“Magic links” can end up in Bing search results — rendering them useless.
I recently started verifying user email addresses during signup to prevent bots, mistyped emails, and also to ensure that addresses are active for future emails and newsletters.
Being the lazy jack-of-all-trades developer that I am, I quickly threw together a rudimentary token system with the following flow:
- User registers with their email address (this also requires Google Recaptcha)
- Unique token is generated and then emailed to the user as a link that they can click to verify that email, and auto log them in
- Token is expired (which I forgot to actually do)
This is basic email verification, but it’s also quite popular now for “Magic Links” — a way to log in to your account without having to actually enter your password. (the assumption is if you have access to the email account, you’re probably who you say you are.
All was well for weeks, then suddenly I noticed an increase in logins, but little to no user action after the login event.
With some digging, I noticed all of these phantom logins were coming from Bingbot. At first, I assumed this was malicious behaviour with a spoofed user agent, but the IPs matched Bing’s, so it was legitimate.

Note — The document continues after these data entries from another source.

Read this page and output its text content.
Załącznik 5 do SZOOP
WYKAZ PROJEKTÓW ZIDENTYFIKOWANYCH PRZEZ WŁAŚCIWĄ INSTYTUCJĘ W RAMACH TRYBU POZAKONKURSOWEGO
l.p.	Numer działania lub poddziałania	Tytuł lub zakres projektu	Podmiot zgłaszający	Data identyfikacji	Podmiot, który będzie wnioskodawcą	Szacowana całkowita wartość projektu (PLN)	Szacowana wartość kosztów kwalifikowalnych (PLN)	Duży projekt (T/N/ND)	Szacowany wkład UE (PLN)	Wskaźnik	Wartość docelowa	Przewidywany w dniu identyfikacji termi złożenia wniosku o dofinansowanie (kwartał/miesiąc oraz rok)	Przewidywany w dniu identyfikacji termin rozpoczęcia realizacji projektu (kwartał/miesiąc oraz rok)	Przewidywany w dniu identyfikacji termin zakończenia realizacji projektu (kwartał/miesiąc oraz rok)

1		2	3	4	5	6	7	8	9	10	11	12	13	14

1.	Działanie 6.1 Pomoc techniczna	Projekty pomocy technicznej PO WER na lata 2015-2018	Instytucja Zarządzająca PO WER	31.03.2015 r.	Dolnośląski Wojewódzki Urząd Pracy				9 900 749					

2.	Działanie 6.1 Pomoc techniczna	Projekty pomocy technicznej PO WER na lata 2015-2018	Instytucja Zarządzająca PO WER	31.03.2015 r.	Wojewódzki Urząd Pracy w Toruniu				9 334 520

But how was Bing was logging into user accounts?
A little more server logging and digging pointed to the email tokens. All of these Bingbot sessions started at the “verify email” URL, with the unique token appended. There was no referrer.
The only logical explanation was that Microsoft was sharing email data (links included) with Bing for indexing. We all know that these ESPs harvest our data, but surely they don’t index private email content…right?
A quick Google later (because nobody Bings) and I found this:
As of Feb 2017 Outlook (https://outlook.live.com/) scans emails arriving in your inbox and it sends all found URLs to Bing, to be indexed by Bing crawler.
This effectively makes all one-time use links like login/pass-reset/etc useless.
This felt like I had stumbled onto a Wikileaks level conspiracy. Microsoft is sharing private email data with its search engine?
I had to check to be sure…and my fears were confirmed.
Bing has been indexing my email verification links.
Bingbot was then automatically visiting these links, and automatically logging into the new user accounts.
Fortunately, they didn’t do anything after the login event, except click around a bit, and all of these were brand new accounts, so didn’t actually hold any sensitive data yet.
As a quick fix, I’ve deployed the missing token expiry feature (all tokens now expire after usage, and are only valid for 1 hour)
But I will probably move to a “here is your one-time code” format instead (no links) that the user must manually copy & paste into the webpage for extra peace of mind.
No doubt there are numerous other (better) ways to add security to this flow, and detecting bots is actually fairly easy these days, so I could add extra checks for that…but now that I know any email links are essentially at risk of appearing in Bing search results if not set up correctly, I don’t feel comfortable using “Magic Links” at all.